We went to the doctor and Marshall had lost weight. They encouraged me to nurse him often. I did the best I could. I pumped. I made all the breastfeeding snacks. I fed him. Repeat. We went back for a weight check and he was still losing weight. After a few weeks, we go see an ENT after seeing the lactation specialist. I wonder, what am I doing wrong? Why couldn’t I do this for my little guy?
At the ENT, we see a feeding therapist and then my little guy has another tongue tie surgery. This time we are sent home with exercises to do 4 times a day and I do them.
I feed, I pump, I eat all the lactation cookies and vitamins. We go to another weight check and my little guy has yet again, lost weight. I wondered, why am I failing?
The doctor suggested I supplement with formula. I felt like a failure, but I continued trying. I asked my mother in law to come over to help. I needed to pump while he was eating formula. My guy had a hard time latching onto the bottle while drinking formula. We tried every bottle sold at Target and Buy Buy Baby. We finally found one specific bottle that can only be bought online and he loved it! He was using the formula and at the next weight check, he had gained weight, but my milk is drying up and at this point it is time for me to go back to work.

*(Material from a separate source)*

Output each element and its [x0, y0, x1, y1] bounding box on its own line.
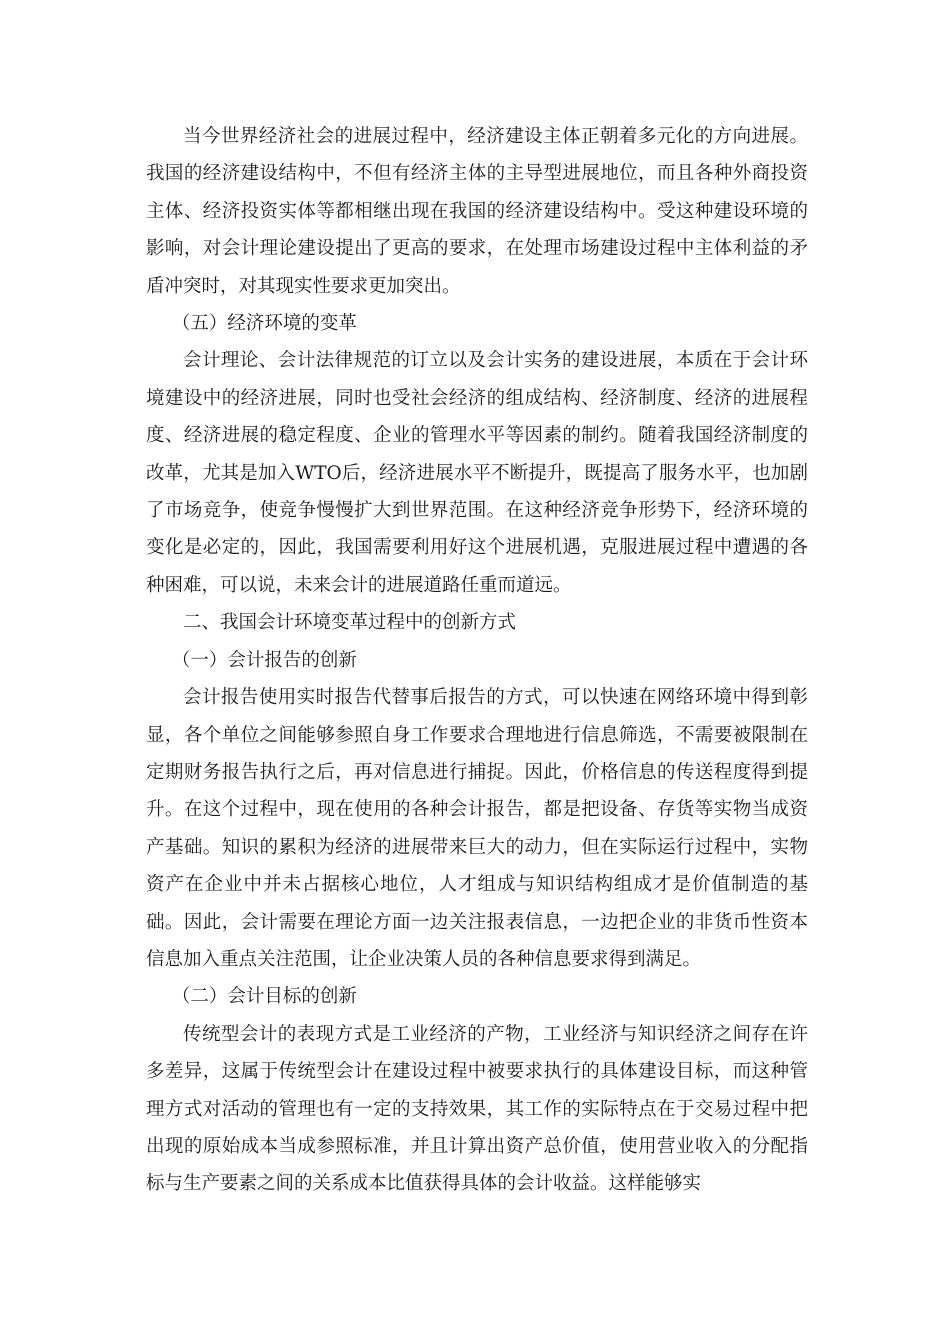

After making the decision to feed my son formula, he started gaining weight and sleeping. Then he became colicky and we changed the formula. We found what works and he seemed to be thriving.
But mentally, I was not. I felt as though I did nothing I was supposed to as a mom. I did not have a natural birth. I was not the first to hold him. I could not breastfeed my little guy. Postpartum depression took ahold of me and I could not shake it.
One day, I woke up and realized I am good enough. I did my best and as a mother and a good mother what I do is what is best for my child. It was not what I pictured a birth plan should look like, or what a married mom should look like, or what I envisioned for feeding my son.
Today I have all the options. Today I am free to be the best mom and woman. I am the mother of two amazing sons, both with very different childhoods, but with the best mother I can be — with love and compassion and encouragement. What else is a mom? I am the mom I always wanted. . .the mom who unapologetically does what is best for her kids.